Margie took a seat. “Professor Morris showed up with a new time machine to rescue us, although he’s really pissed, as you can guess.”

“But the other guy…”

“We had to pull some tricks to get his body out of that cave to keep the timeline intact, and then we realized we really didn’t have to do that, because the timeline was already intact.”

“But Jesus was supposed to reappear to his followers in three days…”

Ben shrugged. “Maybe that was just another one of those stories people told that wasn’t really true, like the whole Noah thing, or the Garden of Eden. Not even modern Biblical scholars think those things actually happened.”

“Except the crazy ones,” I added.

“Well, sure. There are always crazy people,” Ben agreed.

I frowned. “But how did Morris know how to find us? And where and when?”

Ben looked to Margie, since she was the expert. “They found the machine missing and realized what had happened,” she explained. “Especially when we three were absent from classes for a few days. The machines do give off a signature that can be traced. And they couldn’t come to get us until the timeline was repaired. I could explain it to you, but insert condescending comments here.”

We laughed.

“It took them more than a year to build a second one and come back for us,” she continued, “along with an engineer who could fix the first one.”

“So we missed an entire year?” I asked.

“Yes, and so much has changed,” Ben replied. “And not necessarily for the better. The investigation into our disappearance led to the discovery of the machines, and now the government has taken control over everything. The university is, well, in a bit of trouble right now, thanks to us. And we have charges to face, although they haven’t tried to imprison us yet. That may be coming.”

Margie shook her head. “Would have happened sooner or later anyway. The university is in more trouble than we are, for keeping it secret. And, we’re needed as witnesses.”

I started hatching plans to steal another time machine and get us out of there. “But wait…” I said. “Didn’t I mess it up? I thought all the stuff I said trying to get out of being crucified erased our future so this couldn’t happen.”

“I thought so too, at first,” Ben said. “I was so angry I threw my receiver to the floor, and it broke. But it didn’t ruin anything. In fact, your words made it into the Bible, although with so many translations over the years, they’re not exactly the same.” He pulled his pad out of his pocket and did a quick search. “Here,” he said, handing it to me.

I took it gently, as my arms were still not completely cooperating, and read John 18:36, which quoted Jesus saying, “My kingdom is not of this world. If it were, my servants would fight to prevent my arrest by the Jewish leaders. But now my kingdom is from another place.”

I blinked. “That’s not exactly what I said.”

“Close enough.”

I placed the pad on the bed next to me. “So, my research was a failure. I never learned if Jesus was indeed the son of God, or if he had performed any miracles or anything. Maybe he never would have. Maybe it was me faking it all along, and even if we had done nothing, Morris would have found us anyway. It was all for nothing.”

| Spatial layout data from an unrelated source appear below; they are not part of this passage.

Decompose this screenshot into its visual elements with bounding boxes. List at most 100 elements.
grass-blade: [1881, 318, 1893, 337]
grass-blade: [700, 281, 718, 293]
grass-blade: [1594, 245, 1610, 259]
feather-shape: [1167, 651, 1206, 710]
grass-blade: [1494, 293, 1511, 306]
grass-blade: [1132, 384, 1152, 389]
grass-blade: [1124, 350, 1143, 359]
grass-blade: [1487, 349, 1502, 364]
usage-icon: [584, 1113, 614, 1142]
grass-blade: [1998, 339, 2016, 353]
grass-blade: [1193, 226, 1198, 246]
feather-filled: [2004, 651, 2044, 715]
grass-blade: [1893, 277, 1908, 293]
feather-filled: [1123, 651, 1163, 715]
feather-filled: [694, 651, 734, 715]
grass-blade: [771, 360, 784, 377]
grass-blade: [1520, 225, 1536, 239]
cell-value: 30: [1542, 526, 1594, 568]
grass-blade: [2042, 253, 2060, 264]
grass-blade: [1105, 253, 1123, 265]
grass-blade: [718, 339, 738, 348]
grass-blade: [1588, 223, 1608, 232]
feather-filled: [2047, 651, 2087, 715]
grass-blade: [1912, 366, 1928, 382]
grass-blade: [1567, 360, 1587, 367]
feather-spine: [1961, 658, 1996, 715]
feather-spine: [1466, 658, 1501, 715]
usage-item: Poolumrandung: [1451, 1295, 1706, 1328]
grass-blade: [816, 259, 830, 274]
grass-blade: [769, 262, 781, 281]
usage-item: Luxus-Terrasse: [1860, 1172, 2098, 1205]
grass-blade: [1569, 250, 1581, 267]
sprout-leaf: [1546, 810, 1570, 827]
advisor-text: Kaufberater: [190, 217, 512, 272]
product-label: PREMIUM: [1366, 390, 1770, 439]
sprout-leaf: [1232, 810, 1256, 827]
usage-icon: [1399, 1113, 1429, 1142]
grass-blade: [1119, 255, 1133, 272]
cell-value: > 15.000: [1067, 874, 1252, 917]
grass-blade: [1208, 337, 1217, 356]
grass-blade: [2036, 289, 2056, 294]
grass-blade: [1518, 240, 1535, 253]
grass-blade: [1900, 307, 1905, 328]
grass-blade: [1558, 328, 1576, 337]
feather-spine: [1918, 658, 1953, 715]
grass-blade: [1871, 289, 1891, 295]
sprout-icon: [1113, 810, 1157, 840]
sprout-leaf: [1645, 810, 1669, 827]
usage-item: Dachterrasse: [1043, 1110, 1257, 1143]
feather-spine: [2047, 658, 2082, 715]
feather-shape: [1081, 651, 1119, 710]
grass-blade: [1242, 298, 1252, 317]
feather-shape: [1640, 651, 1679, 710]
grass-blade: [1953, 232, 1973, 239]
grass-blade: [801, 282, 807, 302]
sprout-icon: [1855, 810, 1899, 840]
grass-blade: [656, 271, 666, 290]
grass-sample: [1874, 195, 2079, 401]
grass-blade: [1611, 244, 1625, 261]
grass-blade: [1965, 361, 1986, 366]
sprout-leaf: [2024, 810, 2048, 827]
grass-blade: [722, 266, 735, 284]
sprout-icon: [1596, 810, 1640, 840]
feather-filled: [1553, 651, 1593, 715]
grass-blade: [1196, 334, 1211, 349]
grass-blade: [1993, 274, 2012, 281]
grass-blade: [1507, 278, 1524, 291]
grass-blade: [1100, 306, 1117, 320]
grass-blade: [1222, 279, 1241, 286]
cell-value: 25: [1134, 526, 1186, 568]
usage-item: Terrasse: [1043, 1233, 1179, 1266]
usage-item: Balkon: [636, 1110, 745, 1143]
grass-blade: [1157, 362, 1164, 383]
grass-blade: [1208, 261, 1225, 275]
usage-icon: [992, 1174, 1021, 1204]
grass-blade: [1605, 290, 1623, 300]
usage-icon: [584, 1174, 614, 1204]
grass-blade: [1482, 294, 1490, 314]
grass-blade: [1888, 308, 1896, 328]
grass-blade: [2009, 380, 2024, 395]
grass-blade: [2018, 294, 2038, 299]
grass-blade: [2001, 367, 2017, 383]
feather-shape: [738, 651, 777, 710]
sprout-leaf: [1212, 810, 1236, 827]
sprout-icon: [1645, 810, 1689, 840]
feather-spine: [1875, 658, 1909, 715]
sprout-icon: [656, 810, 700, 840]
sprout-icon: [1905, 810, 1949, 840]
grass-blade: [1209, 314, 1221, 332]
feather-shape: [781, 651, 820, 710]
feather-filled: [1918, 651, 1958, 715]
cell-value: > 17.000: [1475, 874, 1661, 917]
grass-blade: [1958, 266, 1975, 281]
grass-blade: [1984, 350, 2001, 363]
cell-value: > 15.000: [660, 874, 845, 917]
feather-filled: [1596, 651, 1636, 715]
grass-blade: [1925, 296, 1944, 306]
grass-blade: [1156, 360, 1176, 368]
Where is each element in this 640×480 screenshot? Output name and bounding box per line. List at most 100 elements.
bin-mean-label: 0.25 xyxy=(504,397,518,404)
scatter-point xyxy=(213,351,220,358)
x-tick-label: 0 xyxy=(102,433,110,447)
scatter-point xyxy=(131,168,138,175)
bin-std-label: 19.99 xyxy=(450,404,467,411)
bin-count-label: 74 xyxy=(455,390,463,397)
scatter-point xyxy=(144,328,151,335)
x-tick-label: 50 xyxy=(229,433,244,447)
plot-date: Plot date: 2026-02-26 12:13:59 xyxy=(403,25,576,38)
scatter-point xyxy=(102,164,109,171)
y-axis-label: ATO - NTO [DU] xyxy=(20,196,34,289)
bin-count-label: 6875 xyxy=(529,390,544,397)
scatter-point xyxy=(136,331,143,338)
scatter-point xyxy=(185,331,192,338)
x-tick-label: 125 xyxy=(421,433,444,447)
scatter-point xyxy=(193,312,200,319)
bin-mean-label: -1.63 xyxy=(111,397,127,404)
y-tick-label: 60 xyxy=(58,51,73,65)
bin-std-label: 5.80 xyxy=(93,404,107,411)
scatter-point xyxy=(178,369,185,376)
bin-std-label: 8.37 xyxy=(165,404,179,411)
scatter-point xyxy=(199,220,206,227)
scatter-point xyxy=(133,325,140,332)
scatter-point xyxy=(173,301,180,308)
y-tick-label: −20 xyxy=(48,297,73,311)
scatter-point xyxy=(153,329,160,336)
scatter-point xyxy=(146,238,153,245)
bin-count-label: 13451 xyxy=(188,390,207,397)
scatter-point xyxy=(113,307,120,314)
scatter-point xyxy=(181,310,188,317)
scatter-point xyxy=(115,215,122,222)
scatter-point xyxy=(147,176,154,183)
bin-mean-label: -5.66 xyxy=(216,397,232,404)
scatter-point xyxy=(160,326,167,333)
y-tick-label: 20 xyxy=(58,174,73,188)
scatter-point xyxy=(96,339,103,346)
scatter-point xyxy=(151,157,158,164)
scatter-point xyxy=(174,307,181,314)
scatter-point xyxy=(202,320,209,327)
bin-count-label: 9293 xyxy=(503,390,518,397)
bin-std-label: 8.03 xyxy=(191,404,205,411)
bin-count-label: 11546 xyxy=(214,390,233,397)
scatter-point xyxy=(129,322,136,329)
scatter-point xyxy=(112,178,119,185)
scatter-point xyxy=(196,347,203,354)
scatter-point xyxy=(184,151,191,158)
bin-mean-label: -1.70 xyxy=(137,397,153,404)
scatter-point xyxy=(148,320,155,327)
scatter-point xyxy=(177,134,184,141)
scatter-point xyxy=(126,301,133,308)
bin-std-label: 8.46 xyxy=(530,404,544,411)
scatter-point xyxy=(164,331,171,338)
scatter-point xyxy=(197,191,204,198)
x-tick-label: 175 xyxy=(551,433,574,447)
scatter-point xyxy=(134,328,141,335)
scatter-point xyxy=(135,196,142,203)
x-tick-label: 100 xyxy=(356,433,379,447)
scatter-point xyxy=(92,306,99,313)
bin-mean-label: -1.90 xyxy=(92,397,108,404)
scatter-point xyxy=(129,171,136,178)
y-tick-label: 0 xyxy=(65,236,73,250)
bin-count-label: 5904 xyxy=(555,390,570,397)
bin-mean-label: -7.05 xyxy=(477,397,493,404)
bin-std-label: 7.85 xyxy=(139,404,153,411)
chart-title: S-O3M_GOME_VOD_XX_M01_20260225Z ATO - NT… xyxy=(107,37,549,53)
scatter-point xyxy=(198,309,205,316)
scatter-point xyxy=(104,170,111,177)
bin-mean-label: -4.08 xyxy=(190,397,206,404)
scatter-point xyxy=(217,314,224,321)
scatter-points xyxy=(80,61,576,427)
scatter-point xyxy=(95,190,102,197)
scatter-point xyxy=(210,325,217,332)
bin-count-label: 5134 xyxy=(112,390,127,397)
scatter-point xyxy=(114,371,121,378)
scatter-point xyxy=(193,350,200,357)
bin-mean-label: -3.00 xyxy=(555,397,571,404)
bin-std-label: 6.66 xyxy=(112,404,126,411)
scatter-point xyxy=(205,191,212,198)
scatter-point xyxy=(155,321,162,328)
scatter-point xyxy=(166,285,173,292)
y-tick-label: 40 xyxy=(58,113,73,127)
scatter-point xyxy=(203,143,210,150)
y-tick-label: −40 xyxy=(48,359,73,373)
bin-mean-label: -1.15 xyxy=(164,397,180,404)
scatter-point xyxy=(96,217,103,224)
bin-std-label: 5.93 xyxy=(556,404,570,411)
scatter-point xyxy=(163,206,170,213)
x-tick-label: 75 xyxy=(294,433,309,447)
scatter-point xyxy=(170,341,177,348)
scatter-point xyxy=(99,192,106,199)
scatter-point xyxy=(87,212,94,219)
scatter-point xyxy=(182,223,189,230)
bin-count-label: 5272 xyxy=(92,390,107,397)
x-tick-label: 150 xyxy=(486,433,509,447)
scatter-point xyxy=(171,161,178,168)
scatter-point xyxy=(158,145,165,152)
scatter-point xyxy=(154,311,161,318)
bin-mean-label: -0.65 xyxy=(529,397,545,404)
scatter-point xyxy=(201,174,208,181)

“No, you did learn a lot about the culture and the people of the time. That’s at least something,” Ben said. “That’s good enough for a dissertation.”

“I’ve got some new theories about time travel I can work into my doctorate,” Margie said.

“And I’m going to have a great book published about it, I’m sure,” said Ben.

“In time,” I said.

“Yes,” Margie said. “Isn’t that what it’s all about?”